Iran fired cluster bomb-laden missile to boost civilian harm: Israel
Israeli military officials provided no further details.
Israeli news reports quoted the Israeli military as saying the missile's warhead split open at an altitude of about 4 miles (7 km) and released around 20 submunitions in a radius of around 5 miles (8 km) over central Israel.
One of the small munitions struck a home in the central Israeli town of Azor, causing some damage, Times of Israel military correspondent Emanuel Fabian reported. There were no reports of casualties from the bomb.
Cluster bombs are controversial because they indiscriminately scatter submunitions, some of which can fail to explode and kill or injure long after a conflict ends.
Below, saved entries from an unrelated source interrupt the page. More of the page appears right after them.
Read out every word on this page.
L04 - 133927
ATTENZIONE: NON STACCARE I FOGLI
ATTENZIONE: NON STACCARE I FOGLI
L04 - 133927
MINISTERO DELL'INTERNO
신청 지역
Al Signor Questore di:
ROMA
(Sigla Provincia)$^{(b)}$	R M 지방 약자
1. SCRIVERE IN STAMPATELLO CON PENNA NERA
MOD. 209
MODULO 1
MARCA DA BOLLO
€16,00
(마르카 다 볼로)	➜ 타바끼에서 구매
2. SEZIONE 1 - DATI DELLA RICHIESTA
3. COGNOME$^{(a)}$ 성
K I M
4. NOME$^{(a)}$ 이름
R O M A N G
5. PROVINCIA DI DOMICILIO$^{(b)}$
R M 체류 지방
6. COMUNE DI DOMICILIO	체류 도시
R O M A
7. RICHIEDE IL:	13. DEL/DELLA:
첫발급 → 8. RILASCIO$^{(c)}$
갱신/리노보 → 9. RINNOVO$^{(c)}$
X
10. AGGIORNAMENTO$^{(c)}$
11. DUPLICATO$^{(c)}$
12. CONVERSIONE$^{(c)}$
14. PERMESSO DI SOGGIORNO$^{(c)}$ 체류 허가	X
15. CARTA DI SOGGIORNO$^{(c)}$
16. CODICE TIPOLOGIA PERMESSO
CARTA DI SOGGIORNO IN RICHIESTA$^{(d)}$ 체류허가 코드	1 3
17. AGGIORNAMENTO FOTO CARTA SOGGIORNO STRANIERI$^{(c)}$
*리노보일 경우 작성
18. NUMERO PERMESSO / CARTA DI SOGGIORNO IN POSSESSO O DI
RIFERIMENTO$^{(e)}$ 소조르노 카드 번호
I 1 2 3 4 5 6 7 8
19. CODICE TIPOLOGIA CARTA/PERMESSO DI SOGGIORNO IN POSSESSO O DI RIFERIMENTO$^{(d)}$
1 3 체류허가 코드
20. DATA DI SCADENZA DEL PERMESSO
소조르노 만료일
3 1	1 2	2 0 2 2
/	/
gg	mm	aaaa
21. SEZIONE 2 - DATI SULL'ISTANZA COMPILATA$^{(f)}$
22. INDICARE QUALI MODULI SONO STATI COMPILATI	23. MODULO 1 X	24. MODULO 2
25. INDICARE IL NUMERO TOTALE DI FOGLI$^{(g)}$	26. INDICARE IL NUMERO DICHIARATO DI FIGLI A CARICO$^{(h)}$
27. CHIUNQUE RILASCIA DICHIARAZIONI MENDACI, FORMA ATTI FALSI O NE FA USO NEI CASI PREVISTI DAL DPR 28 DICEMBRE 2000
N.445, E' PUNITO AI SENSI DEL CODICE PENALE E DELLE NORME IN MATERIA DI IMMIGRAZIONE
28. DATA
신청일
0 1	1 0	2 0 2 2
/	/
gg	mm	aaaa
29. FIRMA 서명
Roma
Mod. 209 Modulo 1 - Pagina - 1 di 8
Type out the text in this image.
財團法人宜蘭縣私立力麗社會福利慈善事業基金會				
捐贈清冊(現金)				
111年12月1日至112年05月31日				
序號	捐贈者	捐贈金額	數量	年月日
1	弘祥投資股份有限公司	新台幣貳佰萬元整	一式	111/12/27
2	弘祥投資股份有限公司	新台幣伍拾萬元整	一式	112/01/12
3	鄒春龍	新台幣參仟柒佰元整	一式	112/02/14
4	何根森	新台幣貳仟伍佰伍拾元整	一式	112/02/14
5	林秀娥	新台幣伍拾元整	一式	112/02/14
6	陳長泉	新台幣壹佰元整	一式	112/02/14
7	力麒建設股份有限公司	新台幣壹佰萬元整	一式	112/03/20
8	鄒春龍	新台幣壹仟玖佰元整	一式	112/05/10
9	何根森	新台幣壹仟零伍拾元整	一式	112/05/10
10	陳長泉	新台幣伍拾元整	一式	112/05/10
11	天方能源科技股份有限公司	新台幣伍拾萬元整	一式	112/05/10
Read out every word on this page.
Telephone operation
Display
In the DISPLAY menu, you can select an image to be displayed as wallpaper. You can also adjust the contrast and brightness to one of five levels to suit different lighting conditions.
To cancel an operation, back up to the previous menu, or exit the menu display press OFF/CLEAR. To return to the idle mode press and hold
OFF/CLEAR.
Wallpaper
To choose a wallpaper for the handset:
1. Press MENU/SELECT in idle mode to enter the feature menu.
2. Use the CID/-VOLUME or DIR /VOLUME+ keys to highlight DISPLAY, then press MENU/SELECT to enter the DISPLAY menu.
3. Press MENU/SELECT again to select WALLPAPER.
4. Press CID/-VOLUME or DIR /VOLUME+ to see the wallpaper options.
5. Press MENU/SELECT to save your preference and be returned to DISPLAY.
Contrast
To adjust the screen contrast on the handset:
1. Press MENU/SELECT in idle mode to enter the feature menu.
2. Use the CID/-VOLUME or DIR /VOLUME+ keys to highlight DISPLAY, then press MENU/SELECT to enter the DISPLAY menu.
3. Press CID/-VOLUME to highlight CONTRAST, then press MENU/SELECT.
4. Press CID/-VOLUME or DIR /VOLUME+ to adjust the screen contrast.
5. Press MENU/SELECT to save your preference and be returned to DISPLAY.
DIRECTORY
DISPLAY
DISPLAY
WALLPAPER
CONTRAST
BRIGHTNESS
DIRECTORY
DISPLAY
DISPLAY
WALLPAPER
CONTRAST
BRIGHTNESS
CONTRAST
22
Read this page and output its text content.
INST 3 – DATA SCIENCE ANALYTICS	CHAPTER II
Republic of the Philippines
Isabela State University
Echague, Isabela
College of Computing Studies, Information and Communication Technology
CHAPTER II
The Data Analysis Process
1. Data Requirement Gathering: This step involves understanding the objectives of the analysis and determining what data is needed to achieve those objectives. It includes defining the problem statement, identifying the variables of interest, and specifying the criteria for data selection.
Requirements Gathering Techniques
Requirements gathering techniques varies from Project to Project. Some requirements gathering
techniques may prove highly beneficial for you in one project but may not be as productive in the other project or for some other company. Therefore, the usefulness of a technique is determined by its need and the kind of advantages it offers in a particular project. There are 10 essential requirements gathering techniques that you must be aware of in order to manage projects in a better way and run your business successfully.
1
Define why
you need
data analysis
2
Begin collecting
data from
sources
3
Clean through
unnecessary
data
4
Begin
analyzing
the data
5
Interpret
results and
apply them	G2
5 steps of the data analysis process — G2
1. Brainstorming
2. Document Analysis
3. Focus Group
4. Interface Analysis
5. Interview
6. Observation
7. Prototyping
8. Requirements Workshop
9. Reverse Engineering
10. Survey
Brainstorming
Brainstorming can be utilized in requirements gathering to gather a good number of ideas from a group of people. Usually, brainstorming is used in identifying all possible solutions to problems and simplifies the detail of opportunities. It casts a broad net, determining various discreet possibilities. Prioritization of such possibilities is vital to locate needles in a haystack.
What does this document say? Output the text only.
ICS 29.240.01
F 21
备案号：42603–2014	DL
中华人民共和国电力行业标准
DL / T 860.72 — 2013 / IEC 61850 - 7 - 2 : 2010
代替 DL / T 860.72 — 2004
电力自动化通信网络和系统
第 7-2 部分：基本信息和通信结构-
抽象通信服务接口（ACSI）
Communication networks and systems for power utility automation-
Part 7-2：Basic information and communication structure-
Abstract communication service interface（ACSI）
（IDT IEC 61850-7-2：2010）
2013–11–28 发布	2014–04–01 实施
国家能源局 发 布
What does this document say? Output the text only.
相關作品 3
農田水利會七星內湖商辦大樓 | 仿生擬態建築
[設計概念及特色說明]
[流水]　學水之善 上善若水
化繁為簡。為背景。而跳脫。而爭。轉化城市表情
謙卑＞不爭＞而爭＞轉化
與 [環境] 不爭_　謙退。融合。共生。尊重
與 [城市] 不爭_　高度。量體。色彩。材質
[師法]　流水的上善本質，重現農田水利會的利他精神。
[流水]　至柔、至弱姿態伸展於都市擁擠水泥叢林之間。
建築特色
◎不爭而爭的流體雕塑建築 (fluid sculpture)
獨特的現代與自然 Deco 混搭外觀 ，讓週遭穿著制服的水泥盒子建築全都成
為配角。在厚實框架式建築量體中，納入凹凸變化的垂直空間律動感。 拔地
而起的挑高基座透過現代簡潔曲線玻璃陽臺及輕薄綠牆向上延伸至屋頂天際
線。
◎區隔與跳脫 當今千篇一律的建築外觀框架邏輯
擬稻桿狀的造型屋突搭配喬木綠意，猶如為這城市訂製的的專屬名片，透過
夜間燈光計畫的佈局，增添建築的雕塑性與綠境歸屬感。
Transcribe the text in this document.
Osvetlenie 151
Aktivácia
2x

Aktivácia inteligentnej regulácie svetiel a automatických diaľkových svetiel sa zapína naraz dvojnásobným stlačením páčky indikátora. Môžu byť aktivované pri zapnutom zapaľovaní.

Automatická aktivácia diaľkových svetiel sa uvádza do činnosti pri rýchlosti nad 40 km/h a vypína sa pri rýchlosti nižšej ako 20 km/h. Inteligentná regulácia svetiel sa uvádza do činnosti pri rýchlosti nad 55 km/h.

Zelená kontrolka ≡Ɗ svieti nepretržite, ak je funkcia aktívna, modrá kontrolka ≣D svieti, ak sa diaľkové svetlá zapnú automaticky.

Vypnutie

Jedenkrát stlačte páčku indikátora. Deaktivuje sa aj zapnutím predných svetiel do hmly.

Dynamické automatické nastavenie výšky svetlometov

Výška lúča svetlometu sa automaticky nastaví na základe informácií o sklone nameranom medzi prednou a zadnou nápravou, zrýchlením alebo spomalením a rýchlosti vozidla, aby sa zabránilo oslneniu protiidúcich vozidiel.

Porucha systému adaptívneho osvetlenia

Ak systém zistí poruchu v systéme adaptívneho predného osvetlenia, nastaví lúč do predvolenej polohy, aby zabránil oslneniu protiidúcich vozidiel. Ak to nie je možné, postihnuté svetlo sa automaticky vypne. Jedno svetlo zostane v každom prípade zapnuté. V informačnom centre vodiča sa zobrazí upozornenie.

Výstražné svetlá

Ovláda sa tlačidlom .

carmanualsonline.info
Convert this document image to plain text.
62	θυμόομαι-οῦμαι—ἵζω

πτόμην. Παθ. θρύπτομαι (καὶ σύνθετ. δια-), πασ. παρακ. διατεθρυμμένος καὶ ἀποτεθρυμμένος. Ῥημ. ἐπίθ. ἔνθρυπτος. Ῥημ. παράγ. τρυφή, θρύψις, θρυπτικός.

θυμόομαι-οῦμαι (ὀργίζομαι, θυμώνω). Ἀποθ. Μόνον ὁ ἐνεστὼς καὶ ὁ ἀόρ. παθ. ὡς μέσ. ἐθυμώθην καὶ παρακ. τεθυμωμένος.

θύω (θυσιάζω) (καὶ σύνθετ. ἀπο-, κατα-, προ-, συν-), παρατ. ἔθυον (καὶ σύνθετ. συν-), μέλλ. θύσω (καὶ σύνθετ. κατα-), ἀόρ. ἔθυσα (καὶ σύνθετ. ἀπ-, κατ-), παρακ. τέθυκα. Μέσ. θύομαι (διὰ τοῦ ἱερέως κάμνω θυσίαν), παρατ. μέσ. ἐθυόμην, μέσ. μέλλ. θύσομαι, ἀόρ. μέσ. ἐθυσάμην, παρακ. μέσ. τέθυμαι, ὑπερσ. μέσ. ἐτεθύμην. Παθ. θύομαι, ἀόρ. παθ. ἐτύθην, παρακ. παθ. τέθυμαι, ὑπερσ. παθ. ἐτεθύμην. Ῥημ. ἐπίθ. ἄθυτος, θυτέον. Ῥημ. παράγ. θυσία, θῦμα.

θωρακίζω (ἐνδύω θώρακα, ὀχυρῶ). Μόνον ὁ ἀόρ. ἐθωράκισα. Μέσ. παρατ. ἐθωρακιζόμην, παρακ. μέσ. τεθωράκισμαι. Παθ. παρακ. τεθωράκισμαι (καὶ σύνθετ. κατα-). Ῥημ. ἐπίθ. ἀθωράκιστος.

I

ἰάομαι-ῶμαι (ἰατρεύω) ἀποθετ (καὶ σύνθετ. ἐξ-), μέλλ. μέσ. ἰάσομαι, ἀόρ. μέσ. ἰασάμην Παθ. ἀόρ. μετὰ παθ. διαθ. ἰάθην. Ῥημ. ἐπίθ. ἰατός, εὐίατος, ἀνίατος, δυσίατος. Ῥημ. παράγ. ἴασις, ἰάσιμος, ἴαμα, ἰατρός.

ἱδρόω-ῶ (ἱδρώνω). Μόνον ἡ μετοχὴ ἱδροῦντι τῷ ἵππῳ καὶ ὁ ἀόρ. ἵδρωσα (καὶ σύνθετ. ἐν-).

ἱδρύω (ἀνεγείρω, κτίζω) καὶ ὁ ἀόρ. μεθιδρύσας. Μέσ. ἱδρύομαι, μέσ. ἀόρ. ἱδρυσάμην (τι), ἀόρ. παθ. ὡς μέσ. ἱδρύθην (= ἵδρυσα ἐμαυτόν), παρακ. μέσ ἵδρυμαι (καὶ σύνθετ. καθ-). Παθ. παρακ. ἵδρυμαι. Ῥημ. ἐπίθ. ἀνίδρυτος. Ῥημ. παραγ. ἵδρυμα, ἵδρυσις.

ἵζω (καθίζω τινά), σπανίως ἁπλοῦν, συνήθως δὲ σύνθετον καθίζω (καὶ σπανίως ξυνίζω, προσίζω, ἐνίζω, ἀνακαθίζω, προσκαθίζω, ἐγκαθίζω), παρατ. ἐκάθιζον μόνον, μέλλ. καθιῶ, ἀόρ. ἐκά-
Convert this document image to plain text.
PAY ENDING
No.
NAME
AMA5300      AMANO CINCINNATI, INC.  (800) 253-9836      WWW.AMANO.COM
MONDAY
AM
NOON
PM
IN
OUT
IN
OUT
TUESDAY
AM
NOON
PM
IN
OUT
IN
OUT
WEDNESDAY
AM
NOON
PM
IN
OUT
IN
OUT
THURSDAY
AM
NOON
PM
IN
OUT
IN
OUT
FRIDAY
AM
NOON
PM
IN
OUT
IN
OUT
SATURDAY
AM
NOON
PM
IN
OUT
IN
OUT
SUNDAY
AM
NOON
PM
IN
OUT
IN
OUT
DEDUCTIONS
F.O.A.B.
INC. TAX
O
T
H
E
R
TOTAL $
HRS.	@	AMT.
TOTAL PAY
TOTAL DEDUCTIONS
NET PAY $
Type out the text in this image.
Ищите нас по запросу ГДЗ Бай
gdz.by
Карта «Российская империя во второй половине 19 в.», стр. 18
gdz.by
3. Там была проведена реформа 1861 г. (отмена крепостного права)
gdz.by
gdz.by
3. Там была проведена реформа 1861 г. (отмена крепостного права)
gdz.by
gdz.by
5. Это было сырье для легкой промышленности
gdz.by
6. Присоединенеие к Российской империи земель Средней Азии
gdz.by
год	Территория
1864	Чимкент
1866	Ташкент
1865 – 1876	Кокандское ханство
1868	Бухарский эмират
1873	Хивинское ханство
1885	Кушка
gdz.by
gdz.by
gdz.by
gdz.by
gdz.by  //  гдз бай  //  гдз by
The Israeli military released a graphic as a public warning of the dangers of unexploded ordnance.
'The terror regime seeks to harm civilians and even used weapons with wide dispersal in order to maximize the scope of the damage,' Israel's military spokesperson, Brigadier General Effie Defrin, told a briefing.
Iran's mission to the United Nations and Israel's embassy in Washington did not immediately respond to requests for comment.
"They are egregious weapons with their wide-area destruction, especially if used in a civilian populated area and could add to the unexploded ordnance left over from conflicts," said Daryl Kimball, executive director of the Arms Control Association advocacy group.
Noting that Iranian missiles can be imprecise, he said that Tehran should know that cluster munitions "are going to hit civilian targets rather than military targets."
Iran and Israel declined to join a 2008 international ban on the production, stockpiling, transfer and use of cluster bombs that has been signed by 111 countries and 12 other entities.
After extensive debate, the U.S. in 2023 supplied Ukraine with cluster munitions for use against Russian occupation forces. Kyiv says Russian troops also have fired them. The three countries declined to join the Convention Against Cluster Munitions.